Hybrid Architectures: Exploring the integration of serverless computing with other computing paradigms, such as edge computing or hybrid cloud approaches, to leverage the strengths of serverless computing for data processing while considering data locality, latency, and data governance requirements.

State Management: Developing efficient state management solutions that integrate seamlessly with serverless architecture, as serverless functions are inherently stateless, but pipelines often require data persistence.

Addressing these open issues and challenges will play a crucial role in enhancing the capabilities and adoption of data pipeline approaches in serverless computing environments.

Conclusion

Serverless computing offers a scalable and cost-effective solution for handling data pipelines, as it eliminates the need for managing and provisioning servers. This article has provided a comprehensive taxonomy of data pipeline approaches in the context of serverless computing, classifying them into three main categories: machine learning-based, heuristic-based, and framework-based.

Each approach has its own advantages and disadvantages, and the selection of the appropriate strategy depends on the specific requirements of the use case.

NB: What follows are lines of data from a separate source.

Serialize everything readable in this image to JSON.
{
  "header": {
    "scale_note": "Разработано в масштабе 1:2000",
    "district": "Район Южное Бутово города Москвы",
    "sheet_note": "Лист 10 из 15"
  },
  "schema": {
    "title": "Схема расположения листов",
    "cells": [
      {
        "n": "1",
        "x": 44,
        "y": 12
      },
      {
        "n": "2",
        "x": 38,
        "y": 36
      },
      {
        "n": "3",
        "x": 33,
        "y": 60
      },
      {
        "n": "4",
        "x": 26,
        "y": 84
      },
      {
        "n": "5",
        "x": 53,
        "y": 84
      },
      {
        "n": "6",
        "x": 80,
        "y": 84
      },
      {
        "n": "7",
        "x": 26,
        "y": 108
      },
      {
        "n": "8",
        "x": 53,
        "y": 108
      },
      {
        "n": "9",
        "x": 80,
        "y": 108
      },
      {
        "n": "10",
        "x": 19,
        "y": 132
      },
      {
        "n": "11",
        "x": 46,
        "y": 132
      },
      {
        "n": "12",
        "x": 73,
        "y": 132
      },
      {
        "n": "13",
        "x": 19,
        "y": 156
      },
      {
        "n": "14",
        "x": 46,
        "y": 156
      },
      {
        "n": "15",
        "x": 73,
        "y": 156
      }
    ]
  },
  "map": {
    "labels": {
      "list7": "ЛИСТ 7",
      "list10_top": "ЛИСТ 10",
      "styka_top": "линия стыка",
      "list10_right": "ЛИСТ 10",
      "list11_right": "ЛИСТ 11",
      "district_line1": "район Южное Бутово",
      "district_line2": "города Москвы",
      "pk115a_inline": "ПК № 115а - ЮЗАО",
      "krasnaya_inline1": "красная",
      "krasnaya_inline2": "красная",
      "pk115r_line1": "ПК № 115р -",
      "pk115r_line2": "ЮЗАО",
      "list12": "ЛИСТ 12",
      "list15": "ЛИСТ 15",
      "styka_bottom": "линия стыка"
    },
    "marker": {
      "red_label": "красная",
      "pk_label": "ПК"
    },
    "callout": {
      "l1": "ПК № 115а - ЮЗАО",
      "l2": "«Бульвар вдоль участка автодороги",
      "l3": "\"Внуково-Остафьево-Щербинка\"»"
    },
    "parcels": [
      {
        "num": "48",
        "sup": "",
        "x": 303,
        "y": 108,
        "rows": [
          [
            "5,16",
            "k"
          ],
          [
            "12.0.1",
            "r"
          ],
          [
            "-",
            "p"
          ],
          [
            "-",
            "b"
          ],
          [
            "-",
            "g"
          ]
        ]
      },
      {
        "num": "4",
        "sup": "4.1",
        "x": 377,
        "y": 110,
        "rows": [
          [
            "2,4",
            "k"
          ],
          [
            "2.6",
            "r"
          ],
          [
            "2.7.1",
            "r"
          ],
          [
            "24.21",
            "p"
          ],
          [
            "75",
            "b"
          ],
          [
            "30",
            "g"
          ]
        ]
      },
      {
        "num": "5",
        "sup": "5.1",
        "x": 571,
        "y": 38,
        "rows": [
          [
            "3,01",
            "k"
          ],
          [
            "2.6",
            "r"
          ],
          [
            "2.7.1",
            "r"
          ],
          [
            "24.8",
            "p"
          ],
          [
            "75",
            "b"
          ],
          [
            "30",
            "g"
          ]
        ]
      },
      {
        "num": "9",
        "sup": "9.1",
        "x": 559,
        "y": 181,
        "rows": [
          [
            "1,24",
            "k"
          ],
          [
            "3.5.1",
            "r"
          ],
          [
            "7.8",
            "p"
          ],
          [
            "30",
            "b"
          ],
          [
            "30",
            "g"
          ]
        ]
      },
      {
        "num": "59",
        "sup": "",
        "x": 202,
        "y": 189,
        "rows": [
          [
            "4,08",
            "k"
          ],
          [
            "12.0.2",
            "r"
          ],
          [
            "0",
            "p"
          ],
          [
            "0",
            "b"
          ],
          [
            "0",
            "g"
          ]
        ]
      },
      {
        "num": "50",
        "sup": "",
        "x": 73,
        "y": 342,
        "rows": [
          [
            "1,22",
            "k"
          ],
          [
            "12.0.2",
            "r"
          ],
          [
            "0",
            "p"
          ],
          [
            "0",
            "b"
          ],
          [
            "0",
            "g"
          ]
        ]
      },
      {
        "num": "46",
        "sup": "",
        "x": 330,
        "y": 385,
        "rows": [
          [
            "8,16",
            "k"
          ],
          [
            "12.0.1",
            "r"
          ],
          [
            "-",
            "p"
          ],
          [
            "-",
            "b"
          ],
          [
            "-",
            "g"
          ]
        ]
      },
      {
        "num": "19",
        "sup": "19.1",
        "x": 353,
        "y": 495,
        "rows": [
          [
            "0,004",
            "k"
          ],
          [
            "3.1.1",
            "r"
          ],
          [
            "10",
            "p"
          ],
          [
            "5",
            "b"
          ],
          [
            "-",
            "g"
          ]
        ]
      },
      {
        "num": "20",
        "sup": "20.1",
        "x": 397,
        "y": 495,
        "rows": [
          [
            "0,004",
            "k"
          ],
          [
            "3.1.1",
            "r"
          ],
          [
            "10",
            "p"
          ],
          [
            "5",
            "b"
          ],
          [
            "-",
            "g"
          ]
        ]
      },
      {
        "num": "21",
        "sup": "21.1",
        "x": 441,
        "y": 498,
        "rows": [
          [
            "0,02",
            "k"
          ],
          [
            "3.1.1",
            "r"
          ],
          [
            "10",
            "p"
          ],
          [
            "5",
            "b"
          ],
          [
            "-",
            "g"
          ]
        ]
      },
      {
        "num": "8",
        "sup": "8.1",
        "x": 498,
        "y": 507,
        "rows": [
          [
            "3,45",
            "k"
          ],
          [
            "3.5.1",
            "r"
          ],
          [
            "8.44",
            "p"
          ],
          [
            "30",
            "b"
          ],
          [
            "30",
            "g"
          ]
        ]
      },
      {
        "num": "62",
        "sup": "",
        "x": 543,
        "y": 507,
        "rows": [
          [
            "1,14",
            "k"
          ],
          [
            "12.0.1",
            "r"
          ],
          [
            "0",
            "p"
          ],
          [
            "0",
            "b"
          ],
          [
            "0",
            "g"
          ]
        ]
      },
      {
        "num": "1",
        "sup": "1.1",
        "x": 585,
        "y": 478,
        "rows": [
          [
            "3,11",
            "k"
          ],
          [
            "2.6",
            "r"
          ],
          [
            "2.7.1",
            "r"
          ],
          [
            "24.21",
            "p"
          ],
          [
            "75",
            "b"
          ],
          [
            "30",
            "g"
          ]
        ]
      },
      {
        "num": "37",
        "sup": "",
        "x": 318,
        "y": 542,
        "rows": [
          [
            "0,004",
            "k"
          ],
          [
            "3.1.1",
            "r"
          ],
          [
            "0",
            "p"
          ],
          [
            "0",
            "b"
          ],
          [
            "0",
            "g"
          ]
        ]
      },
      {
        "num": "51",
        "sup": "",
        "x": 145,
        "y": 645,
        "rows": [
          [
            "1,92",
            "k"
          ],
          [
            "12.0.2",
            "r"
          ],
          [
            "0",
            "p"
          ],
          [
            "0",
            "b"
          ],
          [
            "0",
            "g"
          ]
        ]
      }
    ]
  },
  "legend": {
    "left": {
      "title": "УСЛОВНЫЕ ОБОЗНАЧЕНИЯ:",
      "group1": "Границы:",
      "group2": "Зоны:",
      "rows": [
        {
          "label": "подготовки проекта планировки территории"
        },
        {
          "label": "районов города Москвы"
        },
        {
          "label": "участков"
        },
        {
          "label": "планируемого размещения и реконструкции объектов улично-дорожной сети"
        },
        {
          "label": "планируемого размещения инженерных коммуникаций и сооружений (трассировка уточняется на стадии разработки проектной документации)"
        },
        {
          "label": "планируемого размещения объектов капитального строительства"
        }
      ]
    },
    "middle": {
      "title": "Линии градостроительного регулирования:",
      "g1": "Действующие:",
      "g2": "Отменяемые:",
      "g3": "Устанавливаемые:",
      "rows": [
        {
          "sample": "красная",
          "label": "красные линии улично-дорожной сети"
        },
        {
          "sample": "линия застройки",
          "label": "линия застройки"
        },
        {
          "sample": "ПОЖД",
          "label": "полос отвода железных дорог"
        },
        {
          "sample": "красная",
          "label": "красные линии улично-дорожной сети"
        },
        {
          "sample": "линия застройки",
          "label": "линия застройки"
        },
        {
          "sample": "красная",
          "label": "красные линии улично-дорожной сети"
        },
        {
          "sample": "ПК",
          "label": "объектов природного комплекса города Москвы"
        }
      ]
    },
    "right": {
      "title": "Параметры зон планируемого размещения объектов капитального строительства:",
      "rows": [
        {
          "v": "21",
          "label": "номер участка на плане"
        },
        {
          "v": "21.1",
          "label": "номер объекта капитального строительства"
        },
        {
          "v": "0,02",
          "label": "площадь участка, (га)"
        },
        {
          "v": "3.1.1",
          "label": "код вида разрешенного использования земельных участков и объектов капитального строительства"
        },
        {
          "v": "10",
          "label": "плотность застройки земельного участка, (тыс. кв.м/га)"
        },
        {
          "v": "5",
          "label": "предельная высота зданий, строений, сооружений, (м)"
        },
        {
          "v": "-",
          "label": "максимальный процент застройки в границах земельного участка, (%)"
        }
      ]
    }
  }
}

Factors such as complexity, flexibility, and vendor lock-in should be carefully considered when choosing a data pipeline approach.

Furthermore, the article has highlighted several open issues and future research directions in the field of data pipelines in serverless computing, including scalability, fault tolerance, security and privacy, cost optimization, workflow orchestration, real-time processing, hybrid architectures, and state management. Addressing these challenges will be crucial in enhancing the capabilities and adoption of data pipeline approaches in serverless computing environments.

As the demand for efficient data processing and analysis continues to grow, the development of robust and versatile data pipeline approaches in serverless computing will remain a critical area of focus for researchers and practitioners alike.